If You Wanna Feel Like Mom Of The Year, Just Bash Each On The Internet

by Cookie

gold-268640_960_720

I belong to a couple of “Mommy” pages on Facebook.  You know, the ones where women share birthing war stories, complain about potty training and how their kids are assholes sometimes.  And it always surprises me how these women get all pissy and go keyboard warrior princess on each other as soon as someone makes a choice that is different from theirs.

One of the favourite things to fight about?

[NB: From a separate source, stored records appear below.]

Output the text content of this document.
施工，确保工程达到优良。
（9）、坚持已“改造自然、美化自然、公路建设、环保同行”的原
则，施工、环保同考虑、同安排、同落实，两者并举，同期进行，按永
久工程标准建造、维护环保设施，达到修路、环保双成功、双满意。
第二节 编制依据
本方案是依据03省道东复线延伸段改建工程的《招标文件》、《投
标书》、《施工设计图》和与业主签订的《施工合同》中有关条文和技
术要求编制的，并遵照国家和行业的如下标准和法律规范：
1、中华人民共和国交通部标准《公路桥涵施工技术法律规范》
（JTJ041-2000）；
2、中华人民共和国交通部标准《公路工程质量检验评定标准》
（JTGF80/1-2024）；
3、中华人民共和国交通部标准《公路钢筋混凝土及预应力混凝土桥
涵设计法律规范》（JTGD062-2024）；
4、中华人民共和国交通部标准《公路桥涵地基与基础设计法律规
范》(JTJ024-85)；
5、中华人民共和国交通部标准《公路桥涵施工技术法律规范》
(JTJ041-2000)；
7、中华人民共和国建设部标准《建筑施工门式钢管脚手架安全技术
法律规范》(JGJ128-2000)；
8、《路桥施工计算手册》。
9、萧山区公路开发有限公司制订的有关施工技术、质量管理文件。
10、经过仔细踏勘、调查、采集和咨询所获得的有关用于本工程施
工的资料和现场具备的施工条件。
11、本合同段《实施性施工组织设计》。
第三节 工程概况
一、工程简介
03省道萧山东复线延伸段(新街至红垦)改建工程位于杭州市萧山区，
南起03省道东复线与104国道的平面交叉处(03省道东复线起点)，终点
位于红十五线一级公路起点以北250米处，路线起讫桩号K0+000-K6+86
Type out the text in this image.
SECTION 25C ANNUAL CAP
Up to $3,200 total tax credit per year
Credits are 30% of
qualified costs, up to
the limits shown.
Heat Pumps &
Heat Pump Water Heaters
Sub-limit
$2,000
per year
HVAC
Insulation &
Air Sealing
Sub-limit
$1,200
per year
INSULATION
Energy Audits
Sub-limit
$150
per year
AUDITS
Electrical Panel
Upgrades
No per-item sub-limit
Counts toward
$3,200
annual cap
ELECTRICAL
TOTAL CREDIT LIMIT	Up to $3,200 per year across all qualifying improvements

Breastfeeding versus formula feeding.  Because clearly my milk production (or lack there of) is your business.  Clearly my non-functioning right nipple affects your ability to breastfeed. That mom who breastfeeds in public without a cover?  Total whore. Plus she’s spoiling that baby by feeding him whenever he’s hungry.

And that picture of me with a bottle in my baby’s mouth?   It’s promoting bottle feeding instead of breastfeeding, when we know that breastfeeding is the ideal choice.  And don’t forget how lazy formula feeding moms are.  We can’t be bothered to put in the effort to do what’s best for our babies.  Jesus.  Formula feeding is a right pain in the ass actually.

Seriously, you know what?

Yesterday morning I fed my kids chocolate milk and licorice so that they would leave me alone for an hour while I taught my online students.

While I practiced in the afternoon, Buddy climbed up on the counter, opened a package of cookies, and proceeded to lick the icing out of the middle of about 5000 cookies.

He then ate an orange and a handful of rice for dinner.

The Destroyer ate all the mushrooms out of her bowl at dinner.  And that’s all.

So, instead of making a new mom feel bad about the way she chooses to feed her baby so that you can feel validated in the choices that you make, just feel that you one upped me by not feeding your kid candy and crap for almost an entire day.

And if you want really need to feel like you’re doing the best job ever, know also that almost every single Avenger has some sort of inappropriate name according to Buddy and his speech impediment: ( clearly because I don’t read enough to him or work on diction or do anything at all really to help his development:

Thor=Whore

Clint (Hawkeye)=Cunt

Falcon=Fuckin

Robots=Ho-bots

All you really need to do to feel like parent of the year is to visit here and do none of the things I do.